Mastercard DNS error went unnoticed for years

Original Article ↗ Hacker News Discussion ↗

Bug bounty platforms and disclosure dynamics

  • Many commenters criticize Bugcrowd and HackerOne as serving corporate PR more than security, enabling delay, gaslighting, and silencing of researchers.
  • Concern that “platform behavior standards” are being used to police activity off-platform and intimidate researchers.
  • Some say they’ve largely given up on “responsible disclosure” programs due to low/no rewards, reclassification as “not a bug,” and heavy process overhead.
  • A minority note that some vendor-run programs (e.g., large tech firms) work relatively well and keep researchers in the loop.

Mastercard incident: severity and response

  • Strong disagreement with Mastercard’s claim that there was “no risk.”
  • Technical arguments that DNS control of the typo domain could have enabled TLS certificate issuance, traffic interception, phishing, and API/gateway impersonation.
  • A few point out the company’s statement is likely heavily lawyered and may hinge on narrow definitions of “our systems.”
  • Several see the public disclosure, after private attempts, as appropriate and possibly the only way to prompt a fix.

DNS, subdomain takeover, and cloud misconfigurations

  • Discussion broadens to dangling DNS and cloud resource problems: domains or subdomains pointing to cloud resources (S3, Azure, Vercel, Heroku, email providers) that have been released and can be re-claimed by attackers.
  • Researchers report this class of issue is widespread in large organizations and often dismissed as “out of scope” in bug bounty rules, despite clear exploitability.
  • Some argue DNSSEC and better tooling/alerting (e.g., detecting unregistered or lame name servers) would have mitigated or surfaced the error, though DNSSEC adoption is described as low.
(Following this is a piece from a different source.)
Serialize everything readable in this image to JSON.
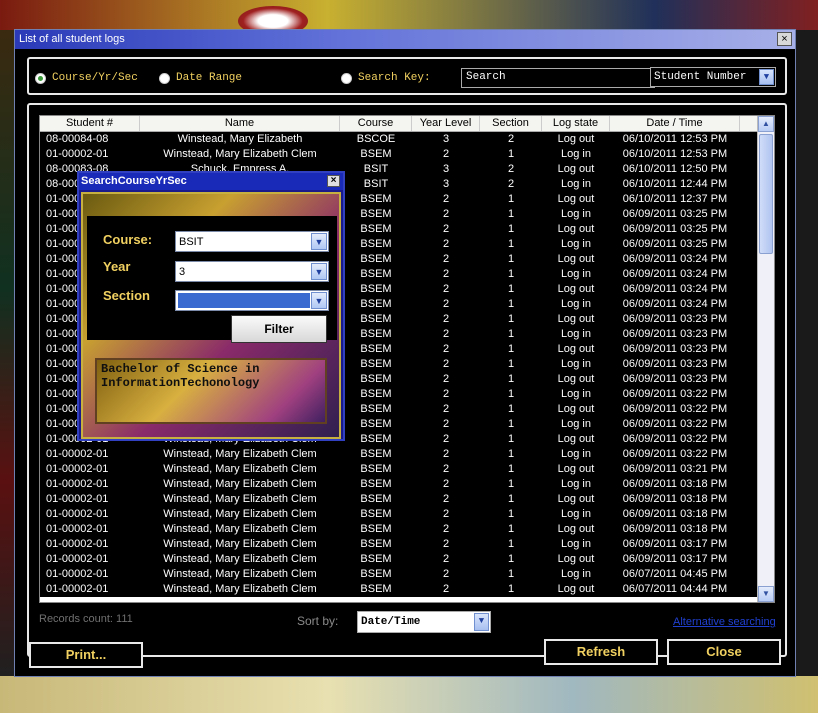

Incentives, liability, and legal questions

  • Repeated theme: companies prioritize reputation and short-term market perception over honest security communication.
  • Suggestions include heavy regulatory fines, third‑party validation authorities, or legal frameworks entitling researchers to compensation, but feasibility and optics (extortion vs. reward) are debated.
  • Several note the legal risk to researchers in some jurisdictions pushes them either to silence or to immediate public disclosure, bypassing bug bounty NDAs.
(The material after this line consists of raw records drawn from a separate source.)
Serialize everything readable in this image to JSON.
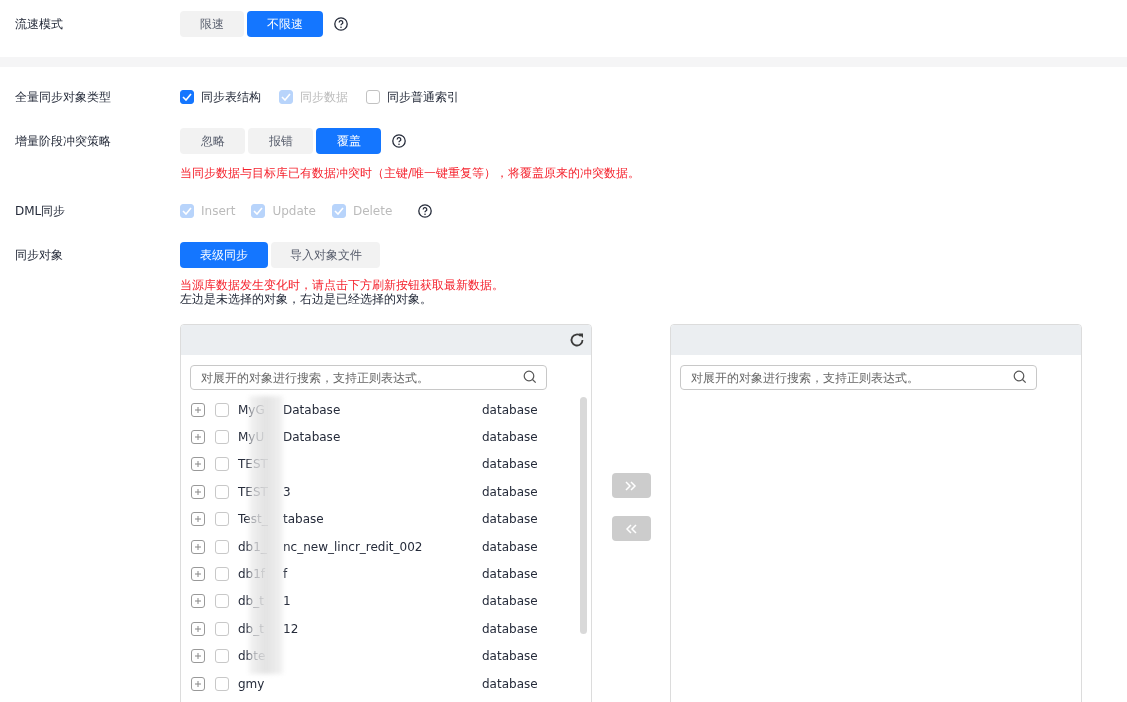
{
  "flow_mode": {
    "label": "流速模式",
    "options": [
      {
        "label": "限速",
        "selected": false
      },
      {
        "label": "不限速",
        "selected": true
      }
    ]
  },
  "full_sync_types": {
    "label": "全量同步对象类型",
    "options": [
      {
        "label": "同步表结构",
        "checked": true,
        "disabled": false
      },
      {
        "label": "同步数据",
        "checked": true,
        "disabled": true
      },
      {
        "label": "同步普通索引",
        "checked": false,
        "disabled": false
      }
    ]
  },
  "conflict_policy": {
    "label": "增量阶段冲突策略",
    "options": [
      {
        "label": "忽略",
        "selected": false
      },
      {
        "label": "报错",
        "selected": false
      },
      {
        "label": "覆盖",
        "selected": true
      }
    ],
    "warning": "当同步数据与目标库已有数据冲突时（主键/唯一键重复等），将覆盖原来的冲突数据。"
  },
  "dml_sync": {
    "label": "DML同步",
    "options": [
      {
        "label": "Insert",
        "checked": true,
        "disabled": true
      },
      {
        "label": "Update",
        "checked": true,
        "disabled": true
      },
      {
        "label": "Delete",
        "checked": true,
        "disabled": true
      }
    ]
  },
  "sync_objects": {
    "label": "同步对象",
    "options": [
      {
        "label": "表级同步",
        "selected": true
      },
      {
        "label": "导入对象文件",
        "selected": false
      }
    ],
    "warning": "当源库数据发生变化时，请点击下方刷新按钮获取最新数据。",
    "hint": "左边是未选择的对象，右边是已经选择的对象。"
  },
  "source_panel": {
    "search": {
      "placeholder": "对展开的对象进行搜索，支持正则表达式。"
    },
    "items": [
      {
        "name_parts": [
          "MyG",
          "Database"
        ],
        "type": "database",
        "checked": false
      },
      {
        "name_parts": [
          "MyU",
          "Database"
        ],
        "type": "database",
        "checked": false
      },
      {
        "name_parts": [
          "TEST"
        ],
        "type": "database",
        "checked": false
      },
      {
        "name_parts": [
          "TEST",
          "3"
        ],
        "type": "database",
        "checked": false
      },
      {
        "name_parts": [
          "Test_",
          "tabase"
        ],
        "type": "database",
        "checked": false
      },
      {
        "name_parts": [
          "db1_",
          "nc_new_lincr_redit_002"
        ],
        "type": "database",
        "checked": false
      },
      {
        "name_parts": [
          "db1f",
          "f"
        ],
        "type": "database",
        "checked": false
      },
      {
        "name_parts": [
          "db_t",
          "1"
        ],
        "type": "database",
        "checked": false
      },
      {
        "name_parts": [
          "db_t",
          "12"
        ],
        "type": "database",
        "checked": false
      },
      {
        "name_parts": [
          "dbte"
        ],
        "type": "database",
        "checked": false
      },
      {
        "name_parts": [
          "gmy"
        ],
        "type": "database",
        "checked": false
      }
    ]
  },
  "target_panel": {
    "search": {
      "placeholder": "对展开的对象进行搜索，支持正则表达式。"
    }
  }
}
Broader anecdotes and attitudes

  • Multiple stories of other banks, postal services, card issuers, and big tech firms ignoring or mishandling reports.
  • Frustration that companies may be harsher toward good‑faith researchers than toward their own internal failures.
  • Some optimism that individual, competent researchers can still prevent large-scale harm when they act at the right time.